EP1359327A1 - Axial fan for vehicle

Info

Publication number: EP1359327A1
Application number: EP02711387A
Authority: EP
Inventors: Kazuhiro c/o DENSO CORPORATION TAKEUCHI; Shinichi DENSO CORPORATION ODA; Isao DENSO CORPORATION MURAI
Original assignee: Denso Corp
Current assignee: Denso Corp
Priority date: 2001-02-07
Filing date: 2002-02-07
Publication date: 2003-11-05
Anticipated expiration: 2022-02-07
Also published as: BR0203998B1; BR0203998A; US20030031561A1; DE60220248T2; EP1359327B1; WO2002063172A1; US6659724B2; EP1359327A4; DE60220248D1

Abstract

Front edges 212b of blades 212 are so constituted as to be deviated toward the upstream side in the air stream beyond an axial end surface 211a, as viewed from a direction at right angles to the axial direction of a boss 211, and the blades 212 on the root side thereof are continuous to the axial end surface 211a through smoothly curved surfaces 213. This enables the air to flow from the side of the axial end surface 211a toward the root side of the blades 212. Due to the air flowing from the side of the axial end surface 211a to the root side of the blades 212, therefore, the resistance decreases between the air and the surfaces of the blades 212 on the root side, making it possible to suppress the occurrence of stalling on the root side of the blades 212. The air on the front side of the boss 211 is effectively guided toward the outer direction (toward the blades 212), preventing a drop in the flow rate and in the fan efficiency of a blower 200.

Description

Technical Field

The present invention relates to an axial fan, for vehicles, having a plurality of blades radially extending from a boss (hub).

Background Art

A radiator, and a blower for blowing cold air onto the radiator, have usually been mounted on the portions where the air can be easily taken in, such as at the front end of the vehicle. Therefore, the blower is strongly affected by the air pressure caused by travelling of the vehicle.
Concretely speaking, the axial fan used for the blower is such that the air passes through in the axial direction. when the air pressure caused by travelling of the vehicle is received in the axial direction, therefore, the velocity differential becomes small between the surfaces of the blades and the air, and the resistance becomes small between the blade surfaces and the air.
In an idling condition in which the vehicle is at rest while the axial fan (blower) is in operation, on the other hand, the resistance is great between the blade surfaces and the air when there is almost no air pressure caused by travelling of the vehicle. On the root side of the blades 212 where the peripheral velocity is small, therefore, the air flow peels off the surfaces of the blades 212 and stalls. As shown in Fig. 7, therefore, the air that is blown fails to flow in the axial direction but flows in an outer radial direction.
As the air that is blown flows in the outer radial direction, the spatial size W1 through which the air substantially flows becomes smaller than the spatial size Wo in which the air substantially flows when the air that is blown is flowing in the axial direction, resulting in a decrease in the blow rate and in the fan efficiency of the blower.
This phenomenon (problem) occurs particularly conspicuously when there exists a wall surface having a large air resistance, such as an engine, on the downstream side of the axial fan.

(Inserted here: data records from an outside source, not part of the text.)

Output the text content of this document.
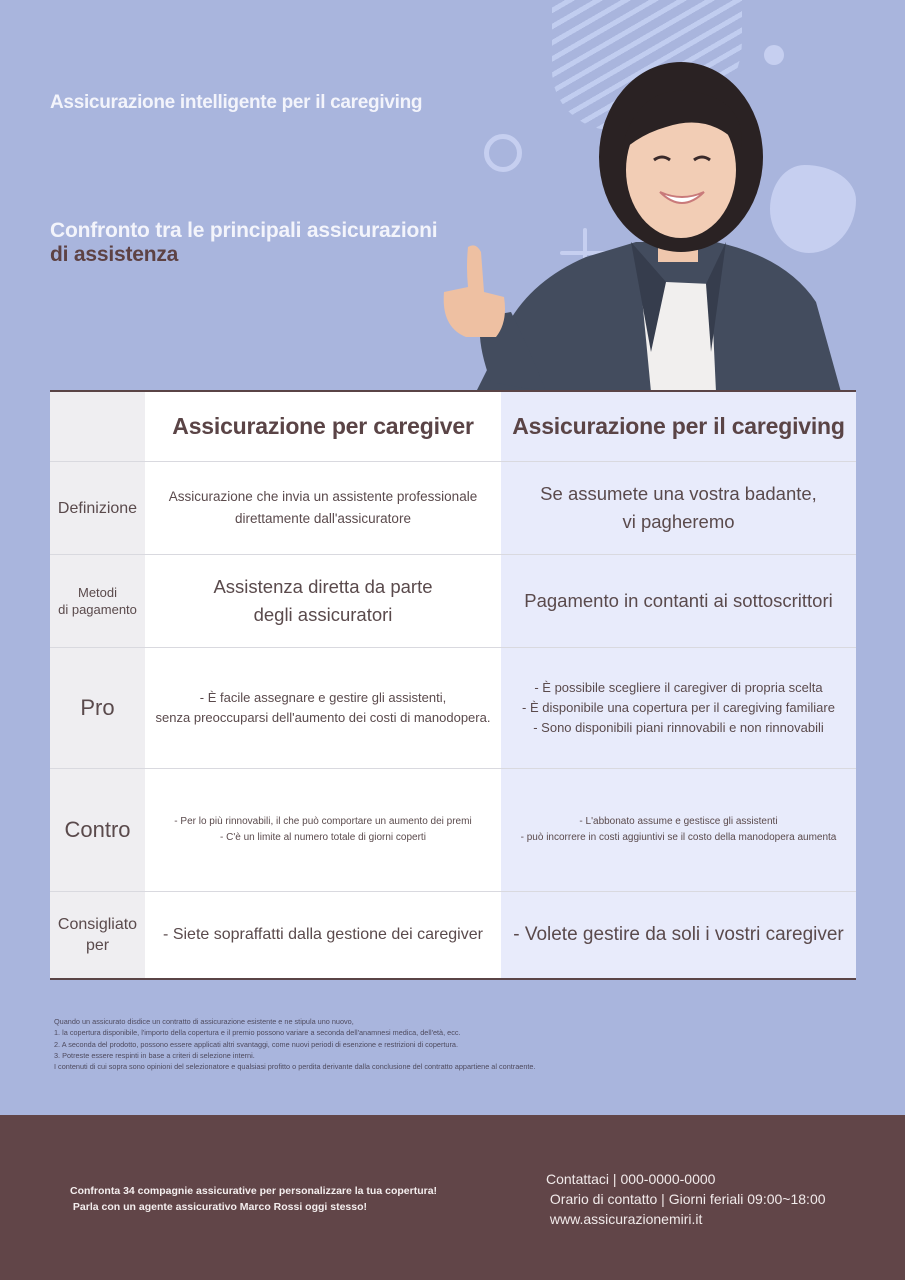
Assicurazione intelligente per il caregiving
Confronto tra le principali assicurazioni
di assistenza
Assicurazione per caregiver Assicurazione per il caregiving
Definizione
Assicurazione che invia un assistente professionale
direttamente dall'assicuratore
Se assumete una vostra badante,
vi pagheremo
Metodi
di pagamento
Assistenza diretta da parte
degli assicuratori
Pagamento in contanti ai sottoscrittori
Pro	- È facile assegnare e gestire gli assistenti,
senza preoccuparsi dell'aumento dei costi di manodopera.
- È possibile scegliere il caregiver di propria scelta
- È disponibile una copertura per il caregiving familiare
- Sono disponibili piani rinnovabili e non rinnovabili
Contro	- Per lo più rinnovabili, il che può comportare un aumento dei premi
- C'è un limite al numero totale di giorni coperti
- L'abbonato assume e gestisce gli assistenti
- può incorrere in costi aggiuntivi se il costo della manodopera aumenta
Consigliato
per
- Siete sopraffatti dalla gestione dei caregiver - Volete gestire da soli i vostri caregiver
Quando un assicurato disdice un contratto di assicurazione esistente e ne stipula uno nuovo,
1. la copertura disponibile, l'importo della copertura e il premio possono variare a seconda dell'anamnesi medica, dell'età, ecc.
2. A seconda del prodotto, possono essere applicati altri svantaggi, come nuovi periodi di esenzione e restrizioni di copertura.
3. Potreste essere respinti in base a criteri di selezione interni.
I contenuti di cui sopra sono opinioni del selezionatore e qualsiasi profitto o perdita derivante dalla conclusione del contratto appartiene al contraente.
Confronta 34 compagnie assicurative per personalizzare la tua copertura!
Parla con un agente assicurativo Marco Rossi oggi stesso!
Contattaci | 000-0000-0000
Orario di contatto | Giorni feriali 09:00~18:00
www.assicurazionemiri.it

Disclosure of the Invention

In view of the above-mentioned points, therefore, it is an object of the present invention to provide an axial fan for vehicles, which suppresses a drop in the flow rate that occurs when the air that is blown does not flow in the axial direction but flows in the outer radial direction.
In order to accomplish the above-mentioned object according to one aspect of the present invention, there is provided an axial fan 210, having a plurality of blades 212 radially extending from a boss 211 to blow the air to a heat exchanger 100 mounted on the vehicle, wherein the axial end surface 211a of the boss 211 on the negative pressure side 212 of the blades 212 is so constituted that the air flows toward the root side of the blades 212 from the side of the axial end surface 211a.
Due to the air flowing toward the root side of the blades 212 from the side of the axial end surface 211a, therefore, the resistance decreases between the air and the blade surfaces on the root side of the blades 212, making it possible to prevent a stall on the root side of the blades 212. It is, therefore, possible to effectively make the air on the front side of the boss 211 flow toward the outer direction (toward the blades 212) and, hence, to suppress a drop in the flow rate.
According to another aspect of the present invention, there is provided an axial fan 210, having a plurality of blades 212 radially extending from a boss 211 to blow the air to a heat exchanger 100 mounted on the vehicle, wherein the front edges 212b of the blades 212 are deviated toward the upstream side in the air stream beyond the axial end surface 211a at the axial end of the boss 211 as viewed from a direction at right angles to the axial direction of the boss 211.
It is thus made possible for the air to flow from the side of the axial end surface 211a toward the root side of the blades 212. Due to the air flowing toward the root side of the blades 212 from the side of the axial end surface 211a, therefore, the resistance decreases between the air and the blade surfaces on the root side of the blades 212. It is, therefore, allowed to effectively guide the air on the front side of the boss 211 toward the outer direction (toward the blades 212) and, hence, to suppress a drop in the flow rate.
The invention can be more fully understood from the accompanying drawings and from the description of preferred embodiments of the invention.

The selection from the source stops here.